In the fight for a CBI verdict, a Melbourne-based Facebook group Ban Bollywood Bullies – Unite Australia for SSR spearheaded the call for justice from Australia. Seven billboards were placed across the city, raising international attention towards a CBI inquiry.
“It’s a big thing to have billboards in Australia about the case,” explained Anupama Khanna Arora. An active member of the Facebook group, she is friends with Sushant Singh Rajput’s sister Shweta Singh Kirti, who had been a driving force behind #JusticeforSSR. Shweta also posted about the billboards on her social media.
To fund the billboards, Ban Bollywood Bullies – Unite Australia for SSR raised almost $4,900 through its 1,000 members. The seven billboards went up in Melbourne for the period of four weeks.
“I looked for billboard companies and compared prices. We eventually got a good deal for $3,500 with Civic Outdoor Billboards and Outdoor Advertising. Due to the pandemic, it has been hard for advertisers and we got a good price,” Arora told Indian Link.
The seven billboards are located across Melbourne at Southbank, Williams Landing, Wantirna South, Epping, Bentleigh, Derrimut, and Bayswater.
Coordinating with admin Divya Bakshi and Sudhir Juneja of Ban Bollywood Bullies – Unite Australia for SSR, Arora and the group were able to put together the funds and logistics towards these billboards.
“We received an overwhelming response. The group had 1,000 members when the billboards went up.

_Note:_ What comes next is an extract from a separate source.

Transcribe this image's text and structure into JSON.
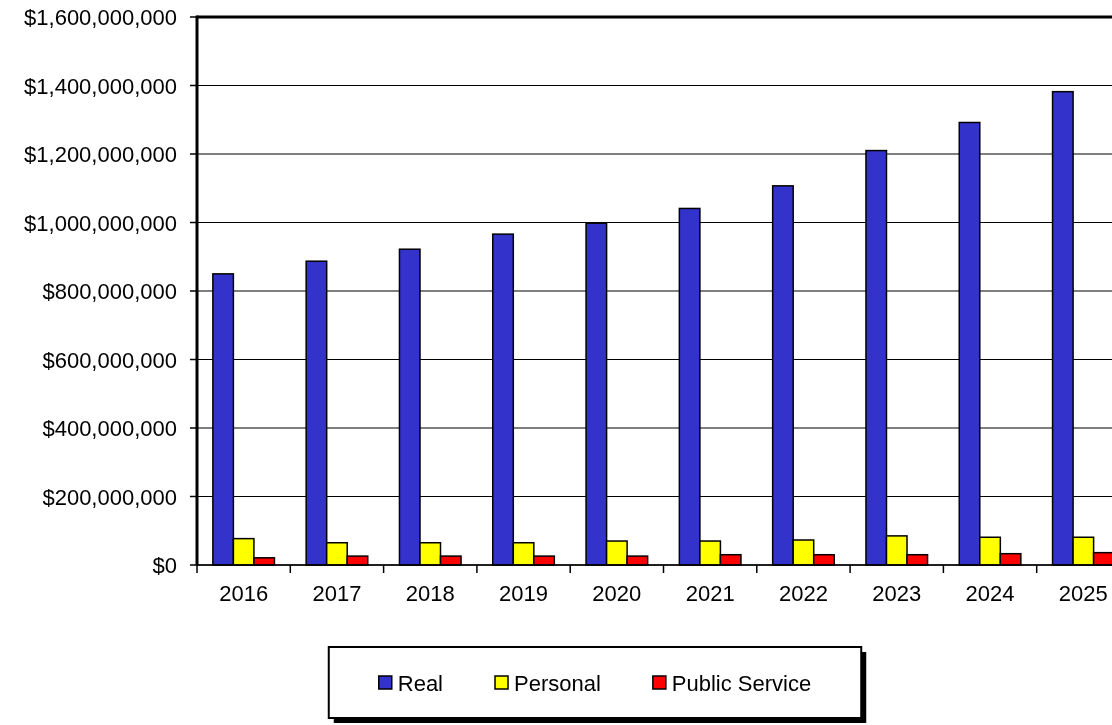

Within 24 hours, we had another 1,000 members join us,” shared Divya Bakshi.
The group even received coverage from RepublicTV in India from an unexpected source – a new member of the group shared images of the billboard with the channel and took credit for the initiative.

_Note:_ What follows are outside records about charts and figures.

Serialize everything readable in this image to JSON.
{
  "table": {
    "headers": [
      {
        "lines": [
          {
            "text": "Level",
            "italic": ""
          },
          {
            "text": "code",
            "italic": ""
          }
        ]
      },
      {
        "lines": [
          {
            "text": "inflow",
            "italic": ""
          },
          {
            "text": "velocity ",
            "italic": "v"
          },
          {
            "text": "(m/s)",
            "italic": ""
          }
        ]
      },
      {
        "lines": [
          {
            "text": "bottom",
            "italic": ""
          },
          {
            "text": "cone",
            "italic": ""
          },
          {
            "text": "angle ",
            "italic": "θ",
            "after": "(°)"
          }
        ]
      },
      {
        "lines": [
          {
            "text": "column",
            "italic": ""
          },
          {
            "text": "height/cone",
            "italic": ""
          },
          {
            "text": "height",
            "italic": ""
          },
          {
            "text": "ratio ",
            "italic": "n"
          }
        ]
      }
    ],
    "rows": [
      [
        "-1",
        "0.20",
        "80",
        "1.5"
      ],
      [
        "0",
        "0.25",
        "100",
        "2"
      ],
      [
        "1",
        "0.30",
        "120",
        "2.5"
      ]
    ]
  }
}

“Everyone has the right to reach out and share their thoughts on Sushant and the case, but they shouldn’t take credit for something they didn’t do… He also gave them incorrect information!” said Bakshi.
The call for justice and fighting Bollywood bullies was a major source of motivation for the group’s members. Along with the CBI investigation into the death, there has also been a petition to add the actor’s wax statue to Madame Tussauds museums.
Another Facebook group called NRIs for Sushant Singh Rajput, also raised awareness for the cause of justice by putting @NRIsForSSR sticker on the back of their cars, in a way that does not hinder the rear view.
“This should definitely happen. In such a short period of time, Sushant had his name in the industry,” Bakshi said. “Unfortunately, he was sidelined because the big names in Bollywood are insecure. Flop actors keep getting opportunities with big banners but Sushant couldn’t find opportunities. The bias is evident.”
Similar initiatives to put up billboards were seen in the US and UK. However, the group in Melbourne had not been in contact with similar justice groups. Since the success of the Melbourne billboards, they received calls from Sydney about the potential of re-creating the same success if CBI involvement was not confirmed.
The billboards received a mixed response, with some praising the move for highlighting the issue in Australia while others felt the money could’ve been used elsewhere. To that, the group’s admin Divya remains unfazed.
“We don’t have time for haters. No two people think alike and everyone is entitled to their opinion. God forbid anything ever happened to their loved ones, wouldn’t these same critics appreciate the community coming together to support their cause?” she said to Indian Link.